Building on Slipher's work, Edwin Hubble measured the galaxies' redshifts and then compared them with their relative distance, and he made a monumental discovery: the Universe is expanding.
Once you know that, you can infer that the Universe must have been smaller in the past, and subsequently, if you go far enough back in time, the entire Universe would have been converged into a single point. This point, which we now call the Big Bang, was the beginning of the Universe.
Using various models and estimates for the expansion rate, such as Hubble's constant, scientists estimated the age of the Universe. Today, that figure is 13.799 billion years (give or take 21 million).
So, nearly 9,000 years after the first civilisations began to form, we finally have a good grasp of the age of the Universe. Unfortunately, that expansion means we keep losing chunks of it.
Expanding horizons
In the closing decades of the 20th century, two teams of scientists set out to measure cosmic deceleration (how much the expansion of the Universe is slowing down).
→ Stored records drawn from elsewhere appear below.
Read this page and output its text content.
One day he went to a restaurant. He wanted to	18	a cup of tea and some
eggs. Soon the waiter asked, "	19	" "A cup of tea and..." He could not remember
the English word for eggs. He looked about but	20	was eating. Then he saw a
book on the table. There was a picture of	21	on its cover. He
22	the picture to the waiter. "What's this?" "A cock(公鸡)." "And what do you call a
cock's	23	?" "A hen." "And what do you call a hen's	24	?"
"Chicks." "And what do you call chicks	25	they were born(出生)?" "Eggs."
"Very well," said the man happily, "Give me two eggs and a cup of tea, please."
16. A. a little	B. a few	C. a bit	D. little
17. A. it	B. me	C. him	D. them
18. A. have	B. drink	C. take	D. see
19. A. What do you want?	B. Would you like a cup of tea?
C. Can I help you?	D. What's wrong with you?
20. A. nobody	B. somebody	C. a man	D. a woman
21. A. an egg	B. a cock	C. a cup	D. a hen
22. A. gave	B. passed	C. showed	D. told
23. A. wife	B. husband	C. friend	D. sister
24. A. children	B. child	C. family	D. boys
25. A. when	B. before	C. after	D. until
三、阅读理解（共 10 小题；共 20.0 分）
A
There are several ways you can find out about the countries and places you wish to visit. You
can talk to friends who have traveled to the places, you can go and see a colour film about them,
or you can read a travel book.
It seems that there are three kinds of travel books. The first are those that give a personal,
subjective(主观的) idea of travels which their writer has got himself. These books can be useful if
For their work, they searched for Type 1a supernovae, measured their distances, and calculated the speed at which they are moving away from us. Remarkably, the teams discovered that, contrary to their assumptions, expansion is not slowing down.
Rather, the most distant galaxies appear to be flying away from us faster and faster as their distance from Earth increases.
This led to one irrefutable conclusion: the expansion of the Universe is accelerating.
Notably, it's not that the edges of the Universe are flying away from each other. Every portion of space is stretching. While light and matter has a maximum speed, the fabric of space-time itself doesn't. Volumes of the Universe can expand faster than light itself; the objects farthest from us are receding from us faster, as there is more space between us that's stretching.
New calculations, which take the accelerated expansion of the Universe into account, subsequently allowed us to determine that the observable Universe actually has a radius of at least 46 billion light-years.
The phrasing here is important, as the observable Universe is just a part of the total Universe. And this is where the unobservable Universe comes in.
Dark cosmos
The observable Universe is the spherical region that encompasses everything that can currently be detected from Earth. Everything that exists beyond the bounds of detection is said to be in the unobservable Universe - its light yet to arrive on Earth thanks to the vast distance it needs to cover.
Since light has a top speed, light from objects at a sufficient distance could theoretically still be on its way, yet to be seen.
Now, if the expansion of the Universe wasn't accelerating, given enough time, we'd eventually be able to see everything in the cosmos. But this isn't the case.
Because of accelerated expansion, regions of space that are sufficiently distant from Earth are moving away from us faster than the speed of light. This doesn't sound too alarming, until you stop and realise that light from these regions of the cosmos will never be able to reach us.
At the present juncture, if a photon left our planet and started to travel out into the cosmos, it would never be able to reach any area of space that's more than 15 billion light-years away, as space beyond this point is expanding faster than the speed of light.
Ultimately, this means that, even if we left today and were travelling at lightspeed, we'd only ever be able to reach a mere 3 percent of the total number of galaxies in our observable Universe. The other 97 percent are forever beyond our reach.
And because the expansion of the Universe is continuously accelerating, each year, more and more regions of space pass beyond our cosmic horizon and enter the unobservable Universe.
If that's not enough, this expansion has some rather bleak implications for the ultimate fate of the Universe. Assuming that expansion continues indefinitely, the horizon of the visible Universe will gradually shrink.
And over time, all the galaxies that aren't gravitationally bound to us - a small smattering about about 70 galaxies - will fade into the black abyss of the unobservable Universe. There's nothing we can do about it.